Özkök dedikodu yazarı mı?
Abone olO yemekte ne konuşuldu? Katılanlar yazmıyor. Yazanları da yalanlıyorlar. Şimdi de Babahan Özkök'e sert çıktı...
Başbakan gazetecilerle bir akşam yemeği yedi. Tantanası hala
sürüyor. Dün Cengiz Çandar yemeğe katılmanın tek koşulunun
"konuşulanların orada kalması" olarak
yazdı. Yani o gece yemeğe katılanlardan tek kelime
çıkmayacaktı. O zaman yemeğin perde arkasını yazma işi o gece
orada olmayanlara kalmıştı.
Önce Mehmet Ali Birand Kanal D ana haberde "yemekte Erdoğan'ın yol haritası konuşuldu" dedi. Yalanlama Çandar'dan geldi: "Hayır, ben duymadım" dedi Çandar...
ÖZKÖK DEDİKODU AKTARDI
Sonra Ertuğrul Özkök o geceyi yazdı. "Size içeriden bir
dedikodu aktarayım" diye başladığı
yazısında davetli olmadığı için biraz bozulduğu
anlaşılıyordu. "Anlatanın yalancısıyım" deyip Erdoğan'ın Sabah-ATV
Grubu’nun satışıyla ilgili yemekte şu sözleri söylediğini öne
sürdü;
"Benim müdahale ettiğimi söylüyorlar, etmedim. Zaten şirket
çok pahalıya satıldı. Ben müdahale etsem, daha ucuza
sattırırdım."
SABAHLA İLGİLİ İDDİA BABAHAN'A DOKUNDU
Bu sefer de Özkök yalanlandı. Yalanlayan
ise o gece yemeğe katılanlardan Ergun Babahan
idi... Tabii Özkök'ün yazdıklarının ucu kendi yayın yönetmeni
olduğu gazeteye dokunuyordu.
DEDİKODU YAZARLIĞI YAPIYOR
Babahan Türkiye'nen en büyük gazetesinin yöneticisi ve köşe yazarının "dedikodu" üzerine yorum yapmaması gerektiğini söyledi ve ""Yaparım" diyebilir ama o zaman bu olur." dedi.
ÖZKÖK'Ü YALANLADI
O gece yaşanları ise şöyle anlattı:
"Özkök anlatanın yalancısıyım demiş.
Biz kimin yalancısı olduğunu bilmiyoruz ama bu konuda Erdoğan'ın
ağzından yazdıklarının yalan olduğunu biliyoruz.
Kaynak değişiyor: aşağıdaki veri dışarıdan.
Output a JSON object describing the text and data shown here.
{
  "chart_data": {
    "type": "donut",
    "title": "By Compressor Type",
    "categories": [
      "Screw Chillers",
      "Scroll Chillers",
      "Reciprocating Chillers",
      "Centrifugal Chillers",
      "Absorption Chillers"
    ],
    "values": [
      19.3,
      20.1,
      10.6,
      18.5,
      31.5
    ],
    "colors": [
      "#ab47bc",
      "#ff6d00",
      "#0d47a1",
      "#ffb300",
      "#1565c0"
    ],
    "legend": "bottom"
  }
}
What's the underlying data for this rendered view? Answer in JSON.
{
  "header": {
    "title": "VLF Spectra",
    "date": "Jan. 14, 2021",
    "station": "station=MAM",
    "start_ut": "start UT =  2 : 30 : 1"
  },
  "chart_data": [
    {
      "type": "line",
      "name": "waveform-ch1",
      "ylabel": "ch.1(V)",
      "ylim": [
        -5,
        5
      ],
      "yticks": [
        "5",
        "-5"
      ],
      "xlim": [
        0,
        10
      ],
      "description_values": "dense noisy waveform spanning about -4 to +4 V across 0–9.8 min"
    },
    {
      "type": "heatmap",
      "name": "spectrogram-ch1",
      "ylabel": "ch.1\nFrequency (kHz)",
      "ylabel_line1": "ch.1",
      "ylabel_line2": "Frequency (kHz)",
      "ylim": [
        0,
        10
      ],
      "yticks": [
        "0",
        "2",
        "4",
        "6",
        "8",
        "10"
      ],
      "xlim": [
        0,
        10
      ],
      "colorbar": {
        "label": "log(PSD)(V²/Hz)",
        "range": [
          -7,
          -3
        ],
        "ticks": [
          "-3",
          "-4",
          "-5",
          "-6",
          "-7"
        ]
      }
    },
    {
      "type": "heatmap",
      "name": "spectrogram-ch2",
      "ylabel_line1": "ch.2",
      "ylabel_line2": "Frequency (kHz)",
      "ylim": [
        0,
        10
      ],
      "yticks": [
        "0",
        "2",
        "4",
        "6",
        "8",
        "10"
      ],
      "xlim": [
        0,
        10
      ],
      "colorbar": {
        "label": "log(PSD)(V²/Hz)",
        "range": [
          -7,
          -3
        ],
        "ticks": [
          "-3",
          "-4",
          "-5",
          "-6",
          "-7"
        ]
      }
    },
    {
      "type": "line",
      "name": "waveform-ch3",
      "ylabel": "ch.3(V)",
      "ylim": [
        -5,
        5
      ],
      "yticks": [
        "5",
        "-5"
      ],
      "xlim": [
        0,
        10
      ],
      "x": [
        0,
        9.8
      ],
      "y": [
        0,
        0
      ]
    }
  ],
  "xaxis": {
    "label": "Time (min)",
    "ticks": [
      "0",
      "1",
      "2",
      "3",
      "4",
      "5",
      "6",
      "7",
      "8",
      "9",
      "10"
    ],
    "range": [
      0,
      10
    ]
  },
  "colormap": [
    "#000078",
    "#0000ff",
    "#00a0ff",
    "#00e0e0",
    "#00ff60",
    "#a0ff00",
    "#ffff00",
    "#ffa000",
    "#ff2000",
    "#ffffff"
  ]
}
SABAH o gece gündeme geldi, konuşuldu ama bu söz sarfedilmedi.
Ama amaç üzüm yemek değil de bağcıyı dövmek olunca her yol mübah
hale gelebiliyor.
Onun için kalkıp bir yemekteki sohbetten çıkıp işi Yüce Divan
meselesi haline getirebiliyor.
KÖTÜ YOLA DÜŞME FIKRASI
Ve bir fıkrayla son verdi yazısına:
Hani uzun zamandır görüşmeyen iki arkadaş karşılaşmış, hal
hatırdan sonra çocukların durumunu sormuşlar.
Biri, "Sorma demiş, benim kızım işe girdi. Patronu çok seviyor. Ev
aldı, araba aldı, çok iyi maaş veriyor, limiti yüksek kredi kartı
var, her yere birinci sınıf uçuyor" demiş, sonra da arkadaşına
"Seninki ne yapıyor" sorusunu yöneltmiş.
"O da vallaha bizimki de kötü yola düştü ama ben senin kadar güzel
anlatamıyorum" cevabı vermiş.
Bu hesap, biz de oturup dedikodu üstüne yazamıyoruz, yazsak bile
onlar kadar iyi beceremeyiz herhalde.